Sempre disse que ser repórter era conhecer luxo e penúria, por vezes, no mesmo dia. Sexta-feira, eu colhia os louros de uma entrevista com o Gustavo Franco sobre seu Shakespeare e a Economia , publicada no Valor Econômico ; sábado, fui para o Império Serrano, em Madureira, cobrir uma promoção do Tamoio Notícias, o tabloide popular para o qual também escrevo.
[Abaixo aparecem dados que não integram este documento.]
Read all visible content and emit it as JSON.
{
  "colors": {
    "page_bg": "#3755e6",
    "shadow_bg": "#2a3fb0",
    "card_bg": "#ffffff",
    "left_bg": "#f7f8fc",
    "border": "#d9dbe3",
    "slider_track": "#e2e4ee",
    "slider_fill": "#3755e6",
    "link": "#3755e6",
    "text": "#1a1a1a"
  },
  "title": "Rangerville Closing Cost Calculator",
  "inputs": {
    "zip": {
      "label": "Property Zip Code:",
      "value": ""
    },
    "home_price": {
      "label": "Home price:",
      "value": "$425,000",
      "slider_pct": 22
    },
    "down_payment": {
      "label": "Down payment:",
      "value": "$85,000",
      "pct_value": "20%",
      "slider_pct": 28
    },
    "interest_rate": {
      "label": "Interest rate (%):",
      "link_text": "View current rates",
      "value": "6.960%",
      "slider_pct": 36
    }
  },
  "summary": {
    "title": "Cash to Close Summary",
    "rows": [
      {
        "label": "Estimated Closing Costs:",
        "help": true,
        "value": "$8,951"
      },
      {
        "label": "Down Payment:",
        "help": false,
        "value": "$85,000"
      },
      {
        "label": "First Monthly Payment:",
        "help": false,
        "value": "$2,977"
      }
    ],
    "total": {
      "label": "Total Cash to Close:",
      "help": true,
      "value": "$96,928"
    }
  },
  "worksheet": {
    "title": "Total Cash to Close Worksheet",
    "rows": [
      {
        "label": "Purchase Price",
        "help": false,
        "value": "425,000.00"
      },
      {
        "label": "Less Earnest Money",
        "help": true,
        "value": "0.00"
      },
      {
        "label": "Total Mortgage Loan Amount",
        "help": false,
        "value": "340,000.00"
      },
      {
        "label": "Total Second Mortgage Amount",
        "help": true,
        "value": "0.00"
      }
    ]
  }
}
Graças ao Tamoio, volto a testemunhar o equilíbrio das relações sociais de uma cidade em que os contrastes tentam se camuflar, mas só se acentuam em diferentes campos. O lazer é o que mais nos surpreende. Não que eu jamais tenha frequentado sambas na ZNorte. Quando criança, era comum ir ao Maxwell, à Vila, à Mangueira. Quem organizava as caravanas era o Waldinar Ranulpho, que trabalhava na Última Hora onde papai era redator. Meu padrinho, João Ribeiro, era o motorista dessas incursões. Invariavalmente, perdíamos uma hora e meia na viagem, devido à falta de familiaridade de João com os caminhos.
Nas escolas de samba e nas rodas, éramos tratados como aristocratas graciosamente visitando o campesinato. Waldinar só nos chamava quando havia alguma homenagem à imprensa. Uma adorável figura, reverenciada pelos sambistas e macumbeiros, adorava carregar os mauricinhos da ZSul para seu habitat.
Adolescente, eu bem que tentava manter alguma dignidade ao lado de meus pais e padrinhos que partiam para a pista, dançando e sambando sem a menor compostura. Depois de fazer pose e armar carranca por uma meia hora, eu me rendia ao samba e caia na folia, sem ligar se dançava bem ou não. O que valia era ser contagiada pela animação que desafiava o calor e o cansaço.
Trinta e alguns anos depois, preparada para morrer de calor na quadra da Império Serrano,surpreendo-me com a alegria que a maturidade nos fornece. Quando repórter jovem, pouco me divertia nos plantões de domingo, correndo os subúrbios para cobrir a vida dos outros. Hoje, observo essa vida alheia como um aquário no qual gostaria de mergulhar, mas que devo respeitar, para não poluir com minha inadequação o ambiente que surge exuberante do outro lado do vidro.
O encantador nesse povo que dança entusiasmado é que eles não têm qualquer pudor nem tempo para reparar nos defeitos alheios. Estão na quadra para se divertir, para encontrar os amigos, brincar, namorar, viver paixões. As jovens passistas não são mais cabrochas. São lindas e desempenham papéis, entre eles o de enfeitiçar o público. Quase todos têm samba no pé, incluindo senhores de cabeças brancas, elegantes, que puxam qualquer dama para volteios como se estivessem em salões de baile. Há os homens de meia-idade que envergam camisas com inacreditáveis estampas. E os poderosos, de profissões não reveladas, com roupas de linho, cercados por belas ex-passistas. Na cozinha, as "tias" dançam enquanto servem quem foi ao samba para comer feijoada. A sede só é aplacada com cerveja. Moços e velhos sacam de bolsos ou bolsas acessórios preciosos para enfrentar o calor: toalhinhas de mãos, com as quais escondem as evidências da transpiração, leques ou ventarolas, uma tentativa de suportar o ar pesado e sufocante.
Em nosso camarote, mimados como celebridades, dançamos timidamente enquanto a quadra já recebe mais de mil pessoas, que pulam sem se importar com a temperatura que aumenta, vibrando com sambas de outras escolas. O que vale é viver e se integrar.
Então, a gente volta à vida real, tranquila, bem-comportada, no ar-condicionado. Deste lado do vidro.
5 comentários:
gostei... "deste lado do vidro"...
saudades sabe de q? de ver o jongo...
tô com saudades de você, Olguíssima. beijocas.
Deverias ter ido a minha feijoada, na São clemente e levado todos os meninos para se misturarem com os meus.
Ana, me avisa quando vc vier à feijoada da S. Clemente. Mas à da Império eu fui para trabalhar. beijo!